Before the publication of its annual guide to non-executive director (NED) practice and fees in June, a partner at PricewaterhouseCoopers said: "A common question is: 'are NEDs getting paid enough for the responsibilities involved in the role'."
The fees of NEDs are increasing. The going rate is between £15,000 on an AIM company board and £54,000 for a FTSE-100 company. But with increased regulation and the threat of litigation, are the rewards worth the risk?
Non-executives at Equitable Life faced a £3.2bn claim for negligence and breach of fiduciary duty in 2005. At Hollinger International, they were pilloried for insufficient knowledge of corporate goings-on. The fact is that NEDs tread a fine line between supporting a business and jeopardising their own reputation and financial security.
It's a risk that Peter Brown, chairman of Independent Remuneration Solutions and non-executive director on two public company boards, is prepared to take—"from a business interest rather than a financial perspective."
The Higgs 2003 review of corporate governance redefined the role of NEDs, but Brown finds they are not terribly well paid: "Not least for their work on sub-committees, which, since Higgs, now takes up around 60 per cent of their time. Even six-figure fees are not enough to attract non-executive chairmen to the audit sub-committees of some FTSE-100 firms."
Giles Peel, MD at Capita Company Secretarial Services, NED at two private companies and chairman of a third, agrees. "It's what you do at the margin, your counsel to the board, that most benefits the organisation," he says. "Although the role is often vocational, companies can't moan about not getting good calibre people if they don't make it worth someone's while."
Headline-grabbing stories tell of financial loss, imprisonment and tarnished reputations. Does this make NEDs, in effect, whistleblowers?
Brown thinks not. "When a company cannot be dissuaded from acting outside the interests of shareholders, NEDs ought to resign 'noisily'. Instead, they leave quietly. The fear is that without directors and officers [D&O] protection they could end up financing a legal battle against the company's mightier resources."
At legal firm Halliwells, partner Paul Thomas cautions NEDs to check the terms of their D&O cover. "It should be ring-fenced specifically to protect NEDs in the event of litigation. Ideally, it should be their own personal cover and they should take steps to ensure it remains in place after their resignation or retirement," he says.
Peel recommends "proper due diligence on the organisation before taking on the role. Look at how it operates, how committee structures work and at the interaction between the execs and non-execs."
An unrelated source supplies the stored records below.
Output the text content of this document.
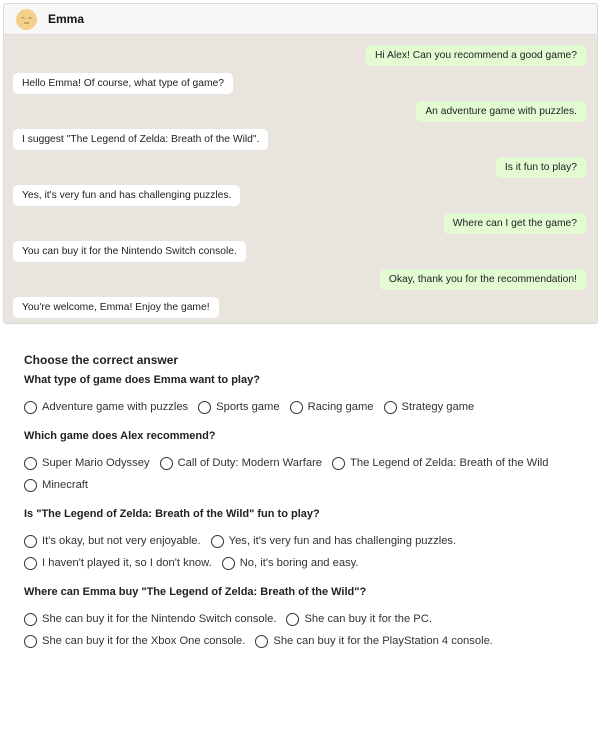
Emma
Hi Alex! Can you recommend a good game?
Hello Emma! Of course, what type of game?
An adventure game with puzzles.
I suggest "The Legend of Zelda: Breath of the Wild".
Is it fun to play?
Yes, it's very fun and has challenging puzzles.
Where can I get the game?
You can buy it for the Nintendo Switch console.
Okay, thank you for the recommendation!
You're welcome, Emma! Enjoy the game!
Choose the correct answer
What type of game does Emma want to play?
Adventure game with puzzles	Sports game	Racing game	Strategy game
Which game does Alex recommend?
Super Mario Odyssey	Call of Duty: Modern Warfare	The Legend of Zelda: Breath of the Wild
Minecraft
Is "The Legend of Zelda: Breath of the Wild" fun to play?
It's okay, but not very enjoyable.	Yes, it's very fun and has challenging puzzles.
I haven't played it, so I don't know.	No, it's boring and easy.
Where can Emma buy "The Legend of Zelda: Breath of the Wild"?
She can buy it for the Nintendo Switch console.	She can buy it for the PC.
She can buy it for the Xbox One console.	She can buy it for the PlayStation 4 console.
There are products designed to interrogate a company's processes and practices and to identify a risk that might scupper a business before it has a chance to occur. "It's a health check that gives NEDs a clear indication of what they are getting into," says Thomas.
Although the odds appear to be stacked against them, and the rewards are less tempting, business people still want to be NEDs. According to management firm Strategy Consulting, the number of NEDs is increasing, and companies tend to have a ratio of one independent director to every executive director, irrespective of turnover. The average in smaller companies (below £25m turnover) is three NEDs in a total of six directors.
"But, the 'gene pool' of NEDs won't get any bigger if the headhunter is always after proven track record," warns Peel. "It would be good to see the introduction of mechanisms that expose potential NEDs to the role-a sort of work experience-to expand that pool. More people will discover that a non-executive directorship is a hugely satisfying adjunct to the day job and is not just for retired executives and professionals."